If there’s one thing I’ve learned over the past six months, it’s that most people think their dogs are well-behaved. Even as they jam their snout into your netherbits trying to ferret out a toy. Guess what? You’re not supposed to have to give a dog a command 42 times before it stops trying to mount the defenseless 15-month old teeter-tottering through the kitchen wearing nothing but a soiled diaper and a grin covered in peanut butter. Yes, the baby smells THAT good to the dog. A walking, cooing aphrodisiac.
Anyway, dog training takes an unfathomable level of patience and the ability to endure hours of mindless repetition without wanting to cry. “SIT. GOOD GIRL. OKAY. SIT. GOOD GIRL. OKAY. SIT. GOOD GIRL. OKAY. SIT. GOOD GIRL. OKAY. SIT. GOOD GIRL. OKAY. SIT. GOOD GIRL. OKAY…” Sometimes, waiting for the light bulb to go off in the dog’s head is like waiting for Godot. (Which by odd coincidence includes the word ‘dog.’) This is when the dog recognizes that we humans are woefully inept at communicating…especially in dog. I think they are actually jerking our chains then. Thankfully, Olive’s disposition makes her very eager to please. She will stand on her head and recite Desiderata just to make me happy. Other times, she puts on a William Wegman mask and tells me to stand on a chair.
Anyway, when Olive and I first started obedience school, she wore a regular, run-of-the-mill, overpriced dog collar. Big mistake. As I would soon learn, this was like putting a wet noodle around her neck. She had not one iota of respect for it. My independent spirited, crazed scent hound kept her nose to the mat, mentally categorizing and reclassifying every odor she encountered, occasionally stopping to lick some sort of forensic residue. The only time she wasn’t doing this was when she was distracted by the molecular activity around us. The dog is a biologic motion sensor. If the tiniest thread in the fabric of the universe shifts imperceptibly, Olive goes on high alert.
It was impossible to walk her. The collar was simply an accessory. It was like walking a 40-pound jackrabbit, zigzagging all over the place, leaving scorch marks in the earth she traversed. At this time, it would have been easier to train her to plow crop circles. I quickly developed “Olive Elbow,” from overextending it repeatedly. The leash burn on the underside of my arm was getting worse. My shoulder was dangling out of its socket. Olive was learning many, many foul words during this time. “$%#@!*&^%&*#@$! My God, am I ever going to enjoy walking this dog?”
At my wit’s end, I consulted with Olive’s trainer. “Do you think I’ll ever be able to train Olive without using the prong collar?” If you’re not familiar with the prong collar, it’s the one many dog owners (usually those who own dogs no larger than a Fabergé egg) wince at when they first see it. Actually, I winced too. It resembles a medieval torture device. A series of interlocked angry chrome pincers. I couldn’t imagine stringing this around Olive’s dainty neck. Oddly enough, it reminded me of going to the dentist, where they try to shove equipment the size of a 1962 Buick through your piehole. Nonplussed, the trainer responded: “Yes. But it will take a VERY, VERY, VERY VERY, VERY LONG TIME.” The perfect answer to give an impatient personality like myself.

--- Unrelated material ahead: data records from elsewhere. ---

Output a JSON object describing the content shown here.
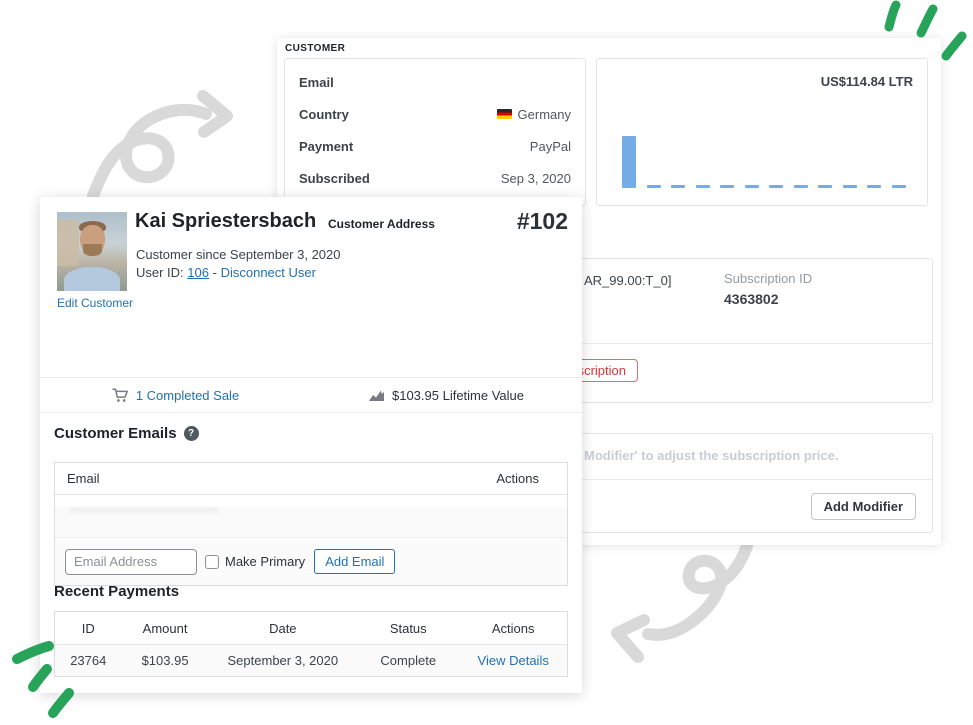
{
  "colors": {
    "link_blue": "#2271b1",
    "danger_red": "#d63638",
    "decor_green": "#27a35a",
    "decor_gray": "#d9d9d9",
    "chart_blue": "#74ade5"
  },
  "back_panel": {
    "section_label": "CUSTOMER",
    "details_rows": [
      {
        "label": "Email",
        "value": ""
      },
      {
        "label": "Country",
        "value": "Germany",
        "icon": "germany-flag-icon"
      },
      {
        "label": "Payment",
        "value": "PayPal"
      },
      {
        "label": "Subscribed",
        "value": "Sep 3, 2020"
      }
    ],
    "ltv_chart_label": "US$114.84 LTR",
    "subscription": {
      "plan_fragment": "AR_99.00:T_0]",
      "id_label": "Subscription ID",
      "id_value": "4363802",
      "cancel_button_fragment": "scription"
    },
    "modifier": {
      "hint_fragment": "Modifier' to adjust the subscription price.",
      "add_button": "Add Modifier"
    }
  },
  "front_panel": {
    "header": {
      "name": "Kai Spriestersbach",
      "since": "Customer since September 3, 2020",
      "user_id_label": "User ID:",
      "user_id_link": "106",
      "separator": "-",
      "disconnect_link": "Disconnect User",
      "edit_link": "Edit Customer",
      "address_label": "Customer Address",
      "customer_number": "#102"
    },
    "stats": {
      "completed_sales": "1 Completed Sale",
      "lifetime_value": "$103.95 Lifetime Value",
      "sales_icon": "cart-icon",
      "ltv_icon": "chart-icon"
    },
    "emails": {
      "title": "Customer Emails",
      "help_glyph": "?",
      "columns": [
        "Email",
        "Actions"
      ],
      "row_email_redacted": true,
      "input_placeholder": "Email Address",
      "checkbox_label": "Make Primary",
      "add_button": "Add Email"
    },
    "payments": {
      "title": "Recent Payments",
      "columns": [
        "ID",
        "Amount",
        "Date",
        "Status",
        "Actions"
      ],
      "rows": [
        [
          "23764",
          "$103.95",
          "September 3, 2020",
          "Complete",
          "View Details"
        ]
      ]
    }
  },
  "chart_data": {
    "type": "bar",
    "title": "US$114.84 LTR",
    "x": [
      1,
      2,
      3,
      4,
      5,
      6,
      7,
      8,
      9,
      10,
      11,
      12
    ],
    "values": [
      114.84,
      0,
      0,
      0,
      0,
      0,
      0,
      0,
      0,
      0,
      0,
      0
    ],
    "ylim": [
      0,
      115
    ],
    "grid": false,
    "axes_labels_visible": false,
    "legend": "none",
    "bar_color": "#74ade5"
  }
}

“Welcome to Frankenprong, Olive.”
The much maligned and misunderstood prong collar should be sold, not as a utilitarian pet product but as a device that balances the relationship between dog and human. It works. Olive respects it’s ability to set limits. And if you wrap it around your arm, you’ll see that it’s no big deal (assuming you bought the quality one with rounded prongs). What I couldn’t get past though was watching Olive shrink 4 sizes before my eyes when the trainer popped the leash connected to Olive’s bright new prong collar. I think my sensitive, short-haired pooch yelped more from surprise (the party’s over) than anything else. Still, I said, “Screw that. I’m not making my dog feel small.” Off came the Frankenprong. For now anyway.
Four weeks later, ready to pull a Sylvia Plath, I attempted to reintroduce Olive to the Frankenprong. I gently placed it around her neck, softly cooing to her like the crap-stained baby from paragraph one. She remained unusually calm while cocking her head every so slightly as if to let me know that I’d been had. I swear, she may have even winked at me.